La création des classes préparatoires

(actualisé le ) par Administrateur

Depuis 1945, une promotion nouvelle a été accordée au lycée Pasteur : elle est due à M. Saissac, proviseur, homme de décision qui a laissé sa marque. Deux classes préparatoires ont été créées à la rentrée de 1949 : mathématiques supérieures et lettres supérieures, où les jeunes filles ont été admises et où elles sont entrées avec empressement. Des années 1950 à nos jours, le lycée Pasteur a continué à s’affirmer et à se développer en maintenant la tradition de cordialité et d’harmonie, de dévouement, enfin à un idéal de science dont le nom de Pasteur est un grand répondant.

Le proviseur Saissac, le 4 mars 1956, a inauguré, avec beaucoup d’émotion (car cet homme bourru était un sentimental), dans le parloir, la nouvelle plaque des morts de la guerre, au-dessous de celle de 1914-1918. Beaucoup de noms y figurent, hélas, qui nous furent familiers. Dès l’origine, on l’a vu, des cabinets et laboratoires avaient été remarquablement installés, grâce à Simon et Lefèvre pour les sciences naturelles, à Dixsaut pour la physique et la chimie. Mais historiens et géographes continuaient à devoir nomadiser de classe en classe, avec leurs cartes et leurs documents sous le bras... Grâce soit rendue à la volonté du proviseur Saissac et de l’intendant Vincent : ils sont les créateurs, avec M. Jourcin d’un cabinet et de deux salles équipées, auxquels deux autres salles sont venues s’ajouter ensuite, au second étage, au bout du couloir Perronet.

M. Saissac parti pour la retraite en 1958, lui succédèrent M. Emanuely (1959-1966), M. Croquelois (1966-1973), M. Perrin (1973-1989), Mme Podvin (1989-2000).

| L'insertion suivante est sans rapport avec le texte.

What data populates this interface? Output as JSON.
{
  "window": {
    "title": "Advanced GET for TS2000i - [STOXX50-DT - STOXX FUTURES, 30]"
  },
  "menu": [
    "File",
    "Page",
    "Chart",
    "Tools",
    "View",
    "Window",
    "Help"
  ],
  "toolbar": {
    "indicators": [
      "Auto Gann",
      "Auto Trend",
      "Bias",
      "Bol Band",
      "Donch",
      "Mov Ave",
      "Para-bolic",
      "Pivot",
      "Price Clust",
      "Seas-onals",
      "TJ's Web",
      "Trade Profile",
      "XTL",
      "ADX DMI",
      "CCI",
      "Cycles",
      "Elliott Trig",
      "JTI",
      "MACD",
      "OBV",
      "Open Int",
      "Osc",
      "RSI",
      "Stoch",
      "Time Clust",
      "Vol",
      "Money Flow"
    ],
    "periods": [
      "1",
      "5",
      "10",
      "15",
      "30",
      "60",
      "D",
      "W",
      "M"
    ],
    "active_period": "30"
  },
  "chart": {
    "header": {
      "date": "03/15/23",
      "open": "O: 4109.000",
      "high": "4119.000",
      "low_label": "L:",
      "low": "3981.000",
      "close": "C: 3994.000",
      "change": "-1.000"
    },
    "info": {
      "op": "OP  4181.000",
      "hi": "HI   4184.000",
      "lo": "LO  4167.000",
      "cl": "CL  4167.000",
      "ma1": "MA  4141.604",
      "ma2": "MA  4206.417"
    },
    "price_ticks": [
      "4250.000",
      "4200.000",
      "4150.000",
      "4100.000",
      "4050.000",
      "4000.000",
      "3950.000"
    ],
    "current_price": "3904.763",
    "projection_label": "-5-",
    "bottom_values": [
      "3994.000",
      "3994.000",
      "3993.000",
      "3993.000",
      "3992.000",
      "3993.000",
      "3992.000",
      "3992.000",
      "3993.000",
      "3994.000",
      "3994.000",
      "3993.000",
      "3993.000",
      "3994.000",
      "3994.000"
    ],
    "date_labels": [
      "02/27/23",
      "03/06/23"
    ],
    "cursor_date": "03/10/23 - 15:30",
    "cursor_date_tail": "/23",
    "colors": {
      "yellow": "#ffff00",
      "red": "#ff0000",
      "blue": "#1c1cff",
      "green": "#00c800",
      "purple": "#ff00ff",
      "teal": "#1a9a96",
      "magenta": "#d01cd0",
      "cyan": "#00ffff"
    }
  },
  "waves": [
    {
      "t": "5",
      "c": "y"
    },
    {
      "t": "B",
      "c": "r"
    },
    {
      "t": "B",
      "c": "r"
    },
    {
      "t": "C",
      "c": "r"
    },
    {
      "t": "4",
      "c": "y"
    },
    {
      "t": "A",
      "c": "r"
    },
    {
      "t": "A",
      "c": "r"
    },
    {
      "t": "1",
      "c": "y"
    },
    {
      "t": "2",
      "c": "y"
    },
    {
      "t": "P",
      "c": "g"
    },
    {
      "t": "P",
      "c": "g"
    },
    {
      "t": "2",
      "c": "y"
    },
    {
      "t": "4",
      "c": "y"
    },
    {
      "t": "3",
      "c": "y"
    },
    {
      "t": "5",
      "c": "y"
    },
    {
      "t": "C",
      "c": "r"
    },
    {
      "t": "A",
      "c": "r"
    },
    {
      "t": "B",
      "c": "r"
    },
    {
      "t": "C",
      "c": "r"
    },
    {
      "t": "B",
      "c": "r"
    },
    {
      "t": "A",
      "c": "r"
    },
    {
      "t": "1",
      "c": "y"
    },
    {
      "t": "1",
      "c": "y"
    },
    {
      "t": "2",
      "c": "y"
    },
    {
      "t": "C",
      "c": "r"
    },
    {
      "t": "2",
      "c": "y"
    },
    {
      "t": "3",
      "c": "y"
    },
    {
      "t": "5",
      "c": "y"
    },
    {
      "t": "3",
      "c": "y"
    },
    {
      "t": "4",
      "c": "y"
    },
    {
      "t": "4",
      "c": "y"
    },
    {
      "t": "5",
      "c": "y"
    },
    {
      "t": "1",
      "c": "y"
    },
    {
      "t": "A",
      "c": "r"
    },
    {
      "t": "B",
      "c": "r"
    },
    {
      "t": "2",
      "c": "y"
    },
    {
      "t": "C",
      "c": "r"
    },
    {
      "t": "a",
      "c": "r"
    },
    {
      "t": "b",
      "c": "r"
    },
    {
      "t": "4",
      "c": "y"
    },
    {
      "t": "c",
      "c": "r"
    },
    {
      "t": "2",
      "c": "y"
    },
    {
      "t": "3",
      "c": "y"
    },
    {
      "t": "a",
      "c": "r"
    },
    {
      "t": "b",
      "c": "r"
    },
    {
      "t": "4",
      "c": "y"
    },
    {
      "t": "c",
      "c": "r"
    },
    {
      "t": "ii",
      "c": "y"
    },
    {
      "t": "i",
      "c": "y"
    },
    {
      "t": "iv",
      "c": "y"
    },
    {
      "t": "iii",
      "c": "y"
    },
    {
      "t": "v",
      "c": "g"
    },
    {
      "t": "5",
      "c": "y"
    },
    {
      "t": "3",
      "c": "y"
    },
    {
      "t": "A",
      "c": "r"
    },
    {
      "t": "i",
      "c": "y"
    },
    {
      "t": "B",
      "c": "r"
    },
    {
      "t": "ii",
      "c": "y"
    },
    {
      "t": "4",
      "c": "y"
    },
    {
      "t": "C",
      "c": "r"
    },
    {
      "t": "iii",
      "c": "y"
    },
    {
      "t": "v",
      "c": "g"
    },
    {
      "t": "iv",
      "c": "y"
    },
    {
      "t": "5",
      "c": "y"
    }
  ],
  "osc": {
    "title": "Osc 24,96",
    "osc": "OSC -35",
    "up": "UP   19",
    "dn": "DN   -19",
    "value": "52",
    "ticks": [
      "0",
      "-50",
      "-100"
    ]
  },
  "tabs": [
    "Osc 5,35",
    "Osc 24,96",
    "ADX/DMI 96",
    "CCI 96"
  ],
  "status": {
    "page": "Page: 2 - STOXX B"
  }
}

Il faut signaler à ce propos que, si l’on excepte M. Bobin (1958-1959) qui, en moins d’un an, avait réussi à se faire apprécier, mais disparut brutalement en cours de mandat, tous les proviseurs, depuis Fleureau, n’ont quitté le lycée que pour prendre leur retraite ; aucun ne l’a déserté pour un autre lycée. M. Perrin n’a pas fait exception à la règle, mais il a battu le record de longévité, étant resté à la tête du lycée pendant seize ans et, nous n’hésitons pas à ajouter : pour le plus grand bien de notre maison. M. Saissac, nous l’avons vu, avait créé les deux premières classes préparatoires, une lettres supérieures et une mathématiques supérieures.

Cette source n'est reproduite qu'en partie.